The Bureau of Labor Statistics released its monthly employment survey results last Friday. According to the survey, the 180,000 new jobs created in March brought the nationwide unemployment rate down to 4.4 percent.

But this good news has been completely misinterpreted by local economic pundit George Chamberlin. Chamberlin, who serves as executive editor at the San Diego Daily Transcript, had this to say in his Friday column:

Most U.S. financial markets are closed today in observance of Good Friday. But, that didn’t stop the Labor Department from issuing a strong report on the nation’s job market. Payrolls in March rose by 180,000, well above expectations. And, January and February reports were revised to show a total increase of 32,000 jobs. Add all those jobs together and you can see why the unemployment rate dipped to 4.4 percent, the lowest since October. The last time the jobless rate was lower was in 2001. Sure doesn’t sound like an employment report for a country that many people suggest is on the brink of a recession. [emphasis added]

Chamberlin is correct in noting that last time the unemployment rate was below 4.4 percent was in May 2001. What he fails to mention is that in May 2001, the nation was two months into a recession.

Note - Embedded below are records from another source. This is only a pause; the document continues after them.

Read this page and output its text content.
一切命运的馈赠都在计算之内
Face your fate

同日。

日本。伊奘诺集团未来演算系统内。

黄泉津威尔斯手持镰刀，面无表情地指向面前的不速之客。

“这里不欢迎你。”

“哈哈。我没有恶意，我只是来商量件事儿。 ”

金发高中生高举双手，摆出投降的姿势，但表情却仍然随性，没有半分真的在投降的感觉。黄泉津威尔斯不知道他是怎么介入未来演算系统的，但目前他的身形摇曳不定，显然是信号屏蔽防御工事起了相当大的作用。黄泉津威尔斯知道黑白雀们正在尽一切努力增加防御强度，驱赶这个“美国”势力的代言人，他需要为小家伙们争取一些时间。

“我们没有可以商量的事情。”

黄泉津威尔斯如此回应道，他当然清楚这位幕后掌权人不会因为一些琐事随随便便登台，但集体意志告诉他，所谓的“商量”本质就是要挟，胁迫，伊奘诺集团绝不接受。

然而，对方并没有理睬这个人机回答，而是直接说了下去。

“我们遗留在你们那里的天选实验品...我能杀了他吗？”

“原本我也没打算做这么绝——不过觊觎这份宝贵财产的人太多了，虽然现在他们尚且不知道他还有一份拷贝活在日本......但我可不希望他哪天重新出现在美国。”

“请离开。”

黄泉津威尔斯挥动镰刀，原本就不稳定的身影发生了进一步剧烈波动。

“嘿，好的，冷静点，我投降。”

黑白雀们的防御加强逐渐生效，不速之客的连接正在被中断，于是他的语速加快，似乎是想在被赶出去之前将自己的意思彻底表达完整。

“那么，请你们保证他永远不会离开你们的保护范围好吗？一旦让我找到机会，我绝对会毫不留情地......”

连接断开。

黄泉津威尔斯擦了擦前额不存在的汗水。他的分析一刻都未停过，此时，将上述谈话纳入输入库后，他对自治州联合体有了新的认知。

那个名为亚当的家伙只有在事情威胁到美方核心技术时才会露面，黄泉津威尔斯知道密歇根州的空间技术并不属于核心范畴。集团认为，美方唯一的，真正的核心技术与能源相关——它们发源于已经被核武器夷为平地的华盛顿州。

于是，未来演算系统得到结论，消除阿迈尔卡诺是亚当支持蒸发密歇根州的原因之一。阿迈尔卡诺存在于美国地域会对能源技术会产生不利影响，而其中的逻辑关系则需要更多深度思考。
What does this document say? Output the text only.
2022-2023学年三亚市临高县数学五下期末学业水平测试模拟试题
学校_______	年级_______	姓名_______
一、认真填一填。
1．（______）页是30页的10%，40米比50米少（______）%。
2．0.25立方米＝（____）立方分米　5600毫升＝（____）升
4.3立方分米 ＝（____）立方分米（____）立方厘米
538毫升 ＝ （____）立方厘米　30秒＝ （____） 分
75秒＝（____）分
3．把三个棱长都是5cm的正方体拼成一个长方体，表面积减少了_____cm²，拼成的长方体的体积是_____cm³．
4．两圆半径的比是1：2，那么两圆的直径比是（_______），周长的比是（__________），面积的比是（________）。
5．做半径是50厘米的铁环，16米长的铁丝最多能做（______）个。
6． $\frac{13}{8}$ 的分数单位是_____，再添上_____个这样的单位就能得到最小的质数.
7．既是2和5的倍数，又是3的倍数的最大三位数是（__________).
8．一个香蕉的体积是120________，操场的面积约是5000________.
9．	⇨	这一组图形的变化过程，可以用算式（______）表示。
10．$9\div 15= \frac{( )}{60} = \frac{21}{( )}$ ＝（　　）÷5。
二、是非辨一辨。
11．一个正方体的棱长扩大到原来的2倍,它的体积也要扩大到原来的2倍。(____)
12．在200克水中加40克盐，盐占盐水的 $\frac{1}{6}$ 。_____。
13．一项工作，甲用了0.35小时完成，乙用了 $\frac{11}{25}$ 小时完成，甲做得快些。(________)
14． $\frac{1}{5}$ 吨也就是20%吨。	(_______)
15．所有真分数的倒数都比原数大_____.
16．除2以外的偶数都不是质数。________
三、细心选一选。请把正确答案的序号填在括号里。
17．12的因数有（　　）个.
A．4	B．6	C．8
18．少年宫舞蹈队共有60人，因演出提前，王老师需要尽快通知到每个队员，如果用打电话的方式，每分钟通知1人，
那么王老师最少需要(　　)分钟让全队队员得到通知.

The fact is that the unemployment rate almost never rises substantially until after a recession has already begun. (See the excellent economagic.com chart generator for a visual). Low unemployment is good news, of course, and a low jobless rate does not by any means imply that a recession is near. But Chamberlin’s suggestion that low unemployment rules out an imminent recession is completely lacking in any factual basis.

Chamberlin managed to make a second misleading statement in the very same column, writing the following paragraph about the a new foreclosure website and the “so-called real estate bust:”

Could it be we are rapidly approaching the extreme in the so-called real estate bust? As reported in the Transcript yesterday, RealtyTrac is teaming up with Yahoo to create a foreclosure research center, whatever the heck that is. I guess if you lived in Georgia or Michigan where foreclosures are rampant, having a research center available would be a good thing. Sure, foreclosures here are higher than they’ve been in a few years, but still impact a fraction of all homeowners. [emphasis added]

I understand that there is some wiggle room about the definition of “a few.” But I’m pretty sure that the number fourteen falls outside the typically accepted range. In March 2007, more San Diegans entered the foreclosure process (as measured by notices of default adjusted for population growth) than they did during any month since March 1993.

So while it’s true that foreclosures impact “a fraction” of homeowners, it looks like that fraction is higher than it was throughout almost all of the 1990s housing bust. That’s without even considering the widely acknowledged increase in exotic mortgage resets that stands a good chance of accelerating the pace of foreclosures in the months ahead.

I sent Chamberlin an email message inquiring about these inconsistencies on Monday. I haven’t heard anything back.